2) Enraged by “revolving-door courts,” Paul “knows” violence is “the only language... criminals understand.” Govoruxin celebrates as the (soon-to-be-thwarted) low-rank officers beat confessions from the rape suspects. Via Hollywood convention, American “legal nihilism” here joins its historically deeper (Stišova) Russian counterpart, as well as “cynicism” fostered by state socialism and post-Soviet “liberalism,” which gives many the impression jurisprudence is “rules by which they are kicked” (Tong; Smirnov).

3) “Bewildered” by “drastic” social “changes,” the middle-aged Paul champions “his generation.” The grandfather Ivan’s veteran-pensioner status is perfect. The moralistic Soviet patriarch/hero, recently eclipsed by the amoral Brother (Beumers), is restored. Further, Ivan avenges market reformers’ ideological hostility toward the elderly as – along with public investment – hopelessly “Soviet.” This Vorošilovskij strelok harks to generational sacrifices of blood to defeat Nazism and construct industrial infrastructure, now privatized, most consider, fraudulently (Smirnov; Daniels; Reddaway, Glinski).

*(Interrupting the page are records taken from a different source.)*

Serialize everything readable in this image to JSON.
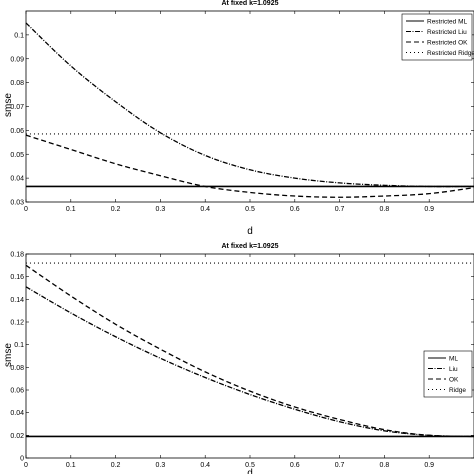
{
  "chart_data": [
    {
      "type": "line",
      "title": "At fixed k=1.0925",
      "xlabel": "d",
      "ylabel": "smse",
      "xlim": [
        0,
        1
      ],
      "ylim": [
        0.03,
        0.11
      ],
      "xticks": [
        "0",
        "0.1",
        "0.2",
        "0.3",
        "0.4",
        "0.5",
        "0.6",
        "0.7",
        "0.8",
        "0.9"
      ],
      "yticks": [
        "0.03",
        "0.04",
        "0.05",
        "0.06",
        "0.07",
        "0.08",
        "0.09",
        "0.1"
      ],
      "legend_position": "top-right",
      "x": [
        0,
        0.1,
        0.2,
        0.3,
        0.4,
        0.5,
        0.6,
        0.7,
        0.8,
        0.9,
        1.0
      ],
      "series": [
        {
          "name": "Restricted ML",
          "style": "solid",
          "values": [
            0.0365,
            0.0365,
            0.0365,
            0.0365,
            0.0365,
            0.0365,
            0.0365,
            0.0365,
            0.0365,
            0.0365,
            0.0365
          ]
        },
        {
          "name": "Restricted Liu",
          "style": "dashdot",
          "values": [
            0.105,
            0.087,
            0.072,
            0.059,
            0.0495,
            0.0435,
            0.04,
            0.038,
            0.037,
            0.0365,
            0.0365
          ]
        },
        {
          "name": "Restricted OK",
          "style": "dashed",
          "values": [
            0.058,
            0.052,
            0.046,
            0.041,
            0.0365,
            0.034,
            0.0325,
            0.032,
            0.0325,
            0.0335,
            0.036
          ]
        },
        {
          "name": "Restricted Ridge",
          "style": "dotted",
          "values": [
            0.0585,
            0.0585,
            0.0585,
            0.0585,
            0.0585,
            0.0585,
            0.0585,
            0.0585,
            0.0585,
            0.0585,
            0.0585
          ]
        }
      ]
    },
    {
      "type": "line",
      "title": "At fixed k=1.0925",
      "xlabel": "d",
      "ylabel": "smse",
      "xlim": [
        0,
        1
      ],
      "ylim": [
        0,
        0.18
      ],
      "xticks": [
        "0",
        "0.1",
        "0.2",
        "0.3",
        "0.4",
        "0.5",
        "0.6",
        "0.7",
        "0.8",
        "0.9"
      ],
      "yticks": [
        "0",
        "0.02",
        "0.04",
        "0.06",
        "0.08",
        "0.1",
        "0.12",
        "0.14",
        "0.16",
        "0.18"
      ],
      "legend_position": "right",
      "x": [
        0,
        0.1,
        0.2,
        0.3,
        0.4,
        0.5,
        0.6,
        0.7,
        0.8,
        0.9,
        1.0
      ],
      "series": [
        {
          "name": "ML",
          "style": "solid",
          "values": [
            0.019,
            0.019,
            0.019,
            0.019,
            0.019,
            0.019,
            0.019,
            0.019,
            0.019,
            0.019,
            0.019
          ]
        },
        {
          "name": "Liu",
          "style": "dashdot",
          "values": [
            0.151,
            0.128,
            0.107,
            0.088,
            0.071,
            0.056,
            0.043,
            0.032,
            0.024,
            0.02,
            0.019
          ]
        },
        {
          "name": "OK",
          "style": "dashed",
          "values": [
            0.17,
            0.143,
            0.118,
            0.096,
            0.076,
            0.059,
            0.045,
            0.034,
            0.025,
            0.02,
            0.019
          ]
        },
        {
          "name": "Ridge",
          "style": "dotted",
          "values": [
            0.172,
            0.172,
            0.172,
            0.172,
            0.172,
            0.172,
            0.172,
            0.172,
            0.172,
            0.172,
            0.172
          ]
        }
      ]
    }
  ]
}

Ivan’s “God supports me” belief not only recalls traditional vigilantism but also demonstrates red-brown conflation of “Communism” with Orthodoxy (Gladil’ščikov; Parland). This righteous gunman underscores Russia’s civic “illness” (Naletov) and ideological confusion. “The more... the government, seeking some ideological justification for its actions, takes the word ‘democracy’ in vain,” the more “social paranoia” will seep into the “ideological vacuum” (Pastuxov 2001).